Balogun, squalifica sospesa: la fotosequenza del fallo del rosso e l'ira del Belgio
Folarin Balogun sarà a disposizione degli Stati Uniti per l'ottavo dei Mondiali contro il Belgio. L'attaccante era stato espulso con rosso diretto contro la Bosnia dopo on field review per un intervento su Muharemovic ma la Fifa ha sospeso per un anno con la condizionale la squalifica automatica di una giornata. Una decisione inattesa, celebrata da Trump e contestata duramente dalla federazione belga, che si dice "sbalordita"
DOVE TUTTO È INIZIATO...
- Nella sfida contro la Bosnia, Balogun entra duro sulla caviglia di Muharemovic in un episodio inizialmente non punito col rosso diretto. L’azione però viene rivista al Var e diventa il punto di partenza dell’intero caso
- Dopo l'on field review, l’arbitro brasiliano Raphael Claus cambia decisione ed estrae il cartellino rosso diretto per Balogun. Da quel momento, in base alla regola generale, scatta automaticamente una giornata di squalifica
LA MOSSA A SORPRESA DELLA FIFA
- La commissione disciplinare della Fifa ha invece deciso di sospendere la squalifica per un anno con la condizionale. In sostanza: Balogun può giocare subito, ma se nel periodo di prova dovesse commettere un’altra infrazione simile, il turno di stop tornerebbe applicabile.
- La decisione si basa sull’articolo 27 del codice disciplinare Fifa, che consente all’organo giudiziario di sospendere in tutto o in parte l’esecuzione di una sanzione disciplinare. È proprio questo il punto su cui si è appoggiata la Fifa per riammettere Balogun.

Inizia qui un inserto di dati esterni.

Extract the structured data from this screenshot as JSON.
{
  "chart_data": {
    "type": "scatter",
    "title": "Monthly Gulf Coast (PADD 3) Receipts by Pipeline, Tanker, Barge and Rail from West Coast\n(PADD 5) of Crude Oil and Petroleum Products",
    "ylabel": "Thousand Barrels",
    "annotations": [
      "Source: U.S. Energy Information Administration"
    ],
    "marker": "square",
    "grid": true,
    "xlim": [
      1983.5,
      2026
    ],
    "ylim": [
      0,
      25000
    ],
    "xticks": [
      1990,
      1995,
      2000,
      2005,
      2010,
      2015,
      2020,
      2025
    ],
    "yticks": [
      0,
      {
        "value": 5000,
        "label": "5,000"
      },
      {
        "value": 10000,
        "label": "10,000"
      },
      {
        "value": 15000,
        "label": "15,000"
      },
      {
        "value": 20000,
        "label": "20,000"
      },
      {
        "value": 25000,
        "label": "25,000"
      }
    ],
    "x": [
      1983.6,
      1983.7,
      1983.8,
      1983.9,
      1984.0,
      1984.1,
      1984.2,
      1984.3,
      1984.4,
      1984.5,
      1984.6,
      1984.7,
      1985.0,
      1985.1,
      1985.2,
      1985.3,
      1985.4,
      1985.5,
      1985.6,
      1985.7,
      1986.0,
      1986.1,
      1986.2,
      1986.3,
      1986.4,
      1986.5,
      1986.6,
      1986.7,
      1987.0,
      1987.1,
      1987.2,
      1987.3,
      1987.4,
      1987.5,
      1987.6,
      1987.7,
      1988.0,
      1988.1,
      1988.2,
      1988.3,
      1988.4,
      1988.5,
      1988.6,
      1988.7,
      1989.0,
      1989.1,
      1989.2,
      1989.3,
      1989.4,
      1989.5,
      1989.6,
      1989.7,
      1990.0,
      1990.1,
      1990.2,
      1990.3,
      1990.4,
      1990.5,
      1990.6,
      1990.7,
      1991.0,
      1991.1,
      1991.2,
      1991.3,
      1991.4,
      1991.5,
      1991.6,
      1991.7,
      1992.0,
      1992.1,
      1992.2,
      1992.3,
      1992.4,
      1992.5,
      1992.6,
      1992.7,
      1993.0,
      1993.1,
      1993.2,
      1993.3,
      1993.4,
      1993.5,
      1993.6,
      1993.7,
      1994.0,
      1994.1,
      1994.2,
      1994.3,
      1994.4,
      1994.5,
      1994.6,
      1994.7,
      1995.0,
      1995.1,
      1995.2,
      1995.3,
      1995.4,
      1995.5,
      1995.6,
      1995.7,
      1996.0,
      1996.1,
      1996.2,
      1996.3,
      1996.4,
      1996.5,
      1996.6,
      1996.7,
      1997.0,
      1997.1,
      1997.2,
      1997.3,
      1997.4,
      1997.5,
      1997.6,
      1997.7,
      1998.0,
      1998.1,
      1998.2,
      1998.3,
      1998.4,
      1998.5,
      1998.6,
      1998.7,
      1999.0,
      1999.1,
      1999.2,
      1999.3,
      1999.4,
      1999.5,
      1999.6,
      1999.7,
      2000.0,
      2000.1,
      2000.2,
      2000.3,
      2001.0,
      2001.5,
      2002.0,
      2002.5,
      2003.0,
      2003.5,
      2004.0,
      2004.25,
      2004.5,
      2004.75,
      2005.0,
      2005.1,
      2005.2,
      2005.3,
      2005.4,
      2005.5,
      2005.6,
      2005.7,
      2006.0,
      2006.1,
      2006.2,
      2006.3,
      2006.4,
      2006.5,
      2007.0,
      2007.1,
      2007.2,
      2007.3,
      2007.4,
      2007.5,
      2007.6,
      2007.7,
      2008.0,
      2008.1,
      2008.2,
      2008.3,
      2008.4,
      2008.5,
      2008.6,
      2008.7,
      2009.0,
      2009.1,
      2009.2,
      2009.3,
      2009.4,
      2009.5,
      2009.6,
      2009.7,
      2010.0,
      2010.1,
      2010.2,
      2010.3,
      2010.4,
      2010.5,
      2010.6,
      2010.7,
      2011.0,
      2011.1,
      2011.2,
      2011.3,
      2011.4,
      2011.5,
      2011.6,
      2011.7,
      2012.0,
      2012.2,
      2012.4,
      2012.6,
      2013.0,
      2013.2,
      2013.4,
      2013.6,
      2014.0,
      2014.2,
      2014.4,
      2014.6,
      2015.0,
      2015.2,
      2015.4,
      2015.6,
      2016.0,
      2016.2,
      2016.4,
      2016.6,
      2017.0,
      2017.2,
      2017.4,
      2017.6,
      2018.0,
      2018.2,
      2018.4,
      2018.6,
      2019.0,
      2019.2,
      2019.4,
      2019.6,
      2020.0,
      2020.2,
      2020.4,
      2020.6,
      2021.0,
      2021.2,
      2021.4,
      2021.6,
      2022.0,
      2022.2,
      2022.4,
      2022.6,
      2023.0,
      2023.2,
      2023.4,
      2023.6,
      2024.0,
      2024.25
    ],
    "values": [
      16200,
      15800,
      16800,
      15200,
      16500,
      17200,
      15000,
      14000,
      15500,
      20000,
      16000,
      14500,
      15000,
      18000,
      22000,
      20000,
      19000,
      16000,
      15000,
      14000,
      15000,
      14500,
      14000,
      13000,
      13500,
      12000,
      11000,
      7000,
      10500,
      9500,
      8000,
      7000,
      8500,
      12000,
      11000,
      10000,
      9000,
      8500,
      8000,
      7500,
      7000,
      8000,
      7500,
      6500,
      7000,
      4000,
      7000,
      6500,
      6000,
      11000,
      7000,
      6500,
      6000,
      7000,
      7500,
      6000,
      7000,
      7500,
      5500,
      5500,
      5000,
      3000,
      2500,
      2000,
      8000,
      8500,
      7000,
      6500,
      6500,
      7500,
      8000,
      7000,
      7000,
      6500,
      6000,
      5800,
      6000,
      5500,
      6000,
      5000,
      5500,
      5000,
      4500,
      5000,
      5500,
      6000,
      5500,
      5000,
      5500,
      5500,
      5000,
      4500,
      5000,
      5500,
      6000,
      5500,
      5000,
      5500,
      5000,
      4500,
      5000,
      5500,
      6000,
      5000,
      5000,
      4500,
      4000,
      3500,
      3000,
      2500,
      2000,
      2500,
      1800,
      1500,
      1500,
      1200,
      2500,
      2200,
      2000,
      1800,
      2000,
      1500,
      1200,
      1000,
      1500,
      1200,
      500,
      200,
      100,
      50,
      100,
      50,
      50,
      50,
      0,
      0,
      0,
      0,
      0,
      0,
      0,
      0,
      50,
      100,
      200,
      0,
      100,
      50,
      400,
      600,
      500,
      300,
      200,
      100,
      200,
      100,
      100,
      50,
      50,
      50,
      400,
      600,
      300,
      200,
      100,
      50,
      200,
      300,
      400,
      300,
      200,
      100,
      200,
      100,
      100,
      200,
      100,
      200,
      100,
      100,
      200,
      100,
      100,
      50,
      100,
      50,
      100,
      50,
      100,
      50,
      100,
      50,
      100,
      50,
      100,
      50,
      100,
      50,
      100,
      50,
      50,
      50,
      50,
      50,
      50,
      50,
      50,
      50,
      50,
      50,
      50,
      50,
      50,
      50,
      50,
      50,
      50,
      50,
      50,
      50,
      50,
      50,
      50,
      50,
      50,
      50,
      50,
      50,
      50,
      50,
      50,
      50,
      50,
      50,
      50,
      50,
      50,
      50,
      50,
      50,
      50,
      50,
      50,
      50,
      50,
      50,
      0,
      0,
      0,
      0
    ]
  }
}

UNA NAZIONA FESTEGGIA: E TRUMP...
- Balogun sarà regolarmente disponibile contro il Belgio. Una notizia importante per gli Stati Uniti, che recuperano così uno dei loro giocatori offensivi più importanti in una gara da dentro o fuori
- Dopo l'ufficialità, Donald Trump ha commentato con entusiasmo: "Grazie alla Fifa per aver agito secondo giustizia e per aver posto rimedio a una grave ingiustizia!". Una presa di posizione forte, che ha subito dato alla vicenda anche un risvolto politico e mediatico.
- Mauricio Pochettino ha difeso Folarin Balogun dopo la sospensione della squalifica decisa dalla Fifa. Il ct degli Stati Uniti ha commentato il caso alla vigilia della sfida contro il Belgio: "Siamo già stati puniti abbastanza contro la Bosnia, giocando in dieci per 30 minuti per una decisione ingiusta"
- Poi ha aggiunto: "Non lo dico perché sono l'allenatore degli Stati Uniti. Penso che il 99,9% delle persone sia d'accordo sul fatto che fosse un rosso ingiusto"
LA DURA REAZIONE DEL BELGIO
- Di tono opposto la risposta della federazione belga, che ha diffuso un comunicato molto duro. La RBFA si è detta "sbalordita" dal fatto che Balogun sia stato dichiarato eleggibile nonostante la squalifica maturata sul campo
- Secondo la federazione belga, il regolamento del Mondiale e altri articoli del codice disciplinare parlano chiaro: il rosso diretto comporta automaticamente la squalifica per la gara successiva
E GARCIA LA METTE SUL RIDERE
- In conferenza stampa, Rudi Garcia ha commentato la scelta della Fifa, in modo decisamente ironico: "Non sapevo che ai Mondiali il 5 luglio fosse in realtà il primo aprile. È un pesce d'aprile". Poi Garcia ha allargato il discorso al principio regolamentare: "Non stiamo difendendo la nazionale o la federazione, stiamo difendendo il calcio".